N. 16001/2025 REG.RIC.
REPUBBLICA ITALIANA
IN NOME DEL POPOLO ITALIANO
Il Tribunale Amministrativo Regionale per il Lazio
(Sezione Seconda)
ha pronunciato la presente
SENTENZA
ex art. 60 cod. proc. amm.;
sul ricorso numero di registro generale 16001 del 2025, integrato da motivi aggiunti, proposto da MR Bitlisli, rappresentato e difeso dall'avvocato Tommaso Parlanti, con domicilio digitale come da PEC da Registri di Giustizia;
contro
Ministero degli Affari Esteri e della Cooperazione Internazionale, in persona del legale rappresentante pro tempore, rappresentato e difeso dall'Avvocatura Generale dello Stato, domiciliataria ex lege in Roma, via dei Portoghesi, 12;
Per l'annullamento
Per quanto riguarda il ricorso introduttivo:
1) del Provvedimento Prot. n. 20250031622 del 10/12/2025 del Consolato Generale d'Italia in Istanbul, con il quale comunica nei confronti del ricorrente il diniego del visto per Studio;
2) di tutti gli atti del procedimento che hanno portato al provvedimento impugnato nonché degli atti necessari, presupposti, connessi e conseguenti, ivi compresi quelli a carattere generale, sia noti che ignoti.

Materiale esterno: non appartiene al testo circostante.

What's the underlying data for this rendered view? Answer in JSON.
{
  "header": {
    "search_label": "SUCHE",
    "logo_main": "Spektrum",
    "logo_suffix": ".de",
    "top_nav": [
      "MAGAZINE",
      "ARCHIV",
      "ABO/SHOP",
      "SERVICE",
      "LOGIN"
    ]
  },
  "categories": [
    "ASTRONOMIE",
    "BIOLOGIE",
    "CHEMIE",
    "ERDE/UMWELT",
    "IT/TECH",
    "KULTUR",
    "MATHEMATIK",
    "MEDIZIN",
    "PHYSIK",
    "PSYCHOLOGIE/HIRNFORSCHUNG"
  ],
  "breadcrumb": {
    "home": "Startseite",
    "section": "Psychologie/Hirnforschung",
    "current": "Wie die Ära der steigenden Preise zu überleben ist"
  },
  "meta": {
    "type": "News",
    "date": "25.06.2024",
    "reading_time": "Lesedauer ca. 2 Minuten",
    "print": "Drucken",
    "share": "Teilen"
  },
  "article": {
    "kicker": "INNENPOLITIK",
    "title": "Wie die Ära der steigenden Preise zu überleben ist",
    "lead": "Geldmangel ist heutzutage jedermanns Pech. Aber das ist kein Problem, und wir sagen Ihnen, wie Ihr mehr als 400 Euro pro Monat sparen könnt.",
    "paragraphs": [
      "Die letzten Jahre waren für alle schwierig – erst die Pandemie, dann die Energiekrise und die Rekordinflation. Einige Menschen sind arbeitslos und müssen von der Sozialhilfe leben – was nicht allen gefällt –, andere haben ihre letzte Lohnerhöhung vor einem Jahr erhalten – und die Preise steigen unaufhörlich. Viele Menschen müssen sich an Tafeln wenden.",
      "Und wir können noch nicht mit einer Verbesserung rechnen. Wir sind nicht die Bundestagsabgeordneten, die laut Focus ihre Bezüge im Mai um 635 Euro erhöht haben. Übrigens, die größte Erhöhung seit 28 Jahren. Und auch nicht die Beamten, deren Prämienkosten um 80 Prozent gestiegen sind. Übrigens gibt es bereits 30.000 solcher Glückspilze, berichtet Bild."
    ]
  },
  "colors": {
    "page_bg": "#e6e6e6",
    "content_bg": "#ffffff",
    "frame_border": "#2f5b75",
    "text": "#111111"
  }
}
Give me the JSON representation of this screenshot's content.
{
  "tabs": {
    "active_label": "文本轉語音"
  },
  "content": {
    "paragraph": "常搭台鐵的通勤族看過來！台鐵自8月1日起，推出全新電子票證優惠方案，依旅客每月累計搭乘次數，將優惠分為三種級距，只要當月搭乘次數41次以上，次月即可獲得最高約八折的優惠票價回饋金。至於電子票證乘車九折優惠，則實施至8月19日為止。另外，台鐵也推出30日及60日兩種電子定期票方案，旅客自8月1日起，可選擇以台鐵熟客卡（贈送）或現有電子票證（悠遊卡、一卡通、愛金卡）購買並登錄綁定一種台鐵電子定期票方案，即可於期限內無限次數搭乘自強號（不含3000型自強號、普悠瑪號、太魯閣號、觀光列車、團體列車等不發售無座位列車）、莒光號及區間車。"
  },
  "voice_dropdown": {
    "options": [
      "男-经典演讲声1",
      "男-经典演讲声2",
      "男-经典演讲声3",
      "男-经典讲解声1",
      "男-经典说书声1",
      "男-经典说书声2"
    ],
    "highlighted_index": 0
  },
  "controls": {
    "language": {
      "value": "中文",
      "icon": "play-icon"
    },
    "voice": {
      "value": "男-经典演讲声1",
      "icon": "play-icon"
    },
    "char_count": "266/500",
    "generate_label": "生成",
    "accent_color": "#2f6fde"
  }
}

Per quanto riguarda i motivi aggiunti presentati da IT RE il 3\3\2026 :
1) del Provvedimento n. Prot. n. 0161-P del 22.01.2026 del Consolato Generale d’Italia in Istanbul confermativo del diniego del visto di cui è causa;
2) di tutti gli atti del procedimento che hanno portato al provvedimento impugnato nonché degli atti necessari, presupposti, connessi e conseguenti, ivi compresi quelli a carattere generale, sia noti che ignoti.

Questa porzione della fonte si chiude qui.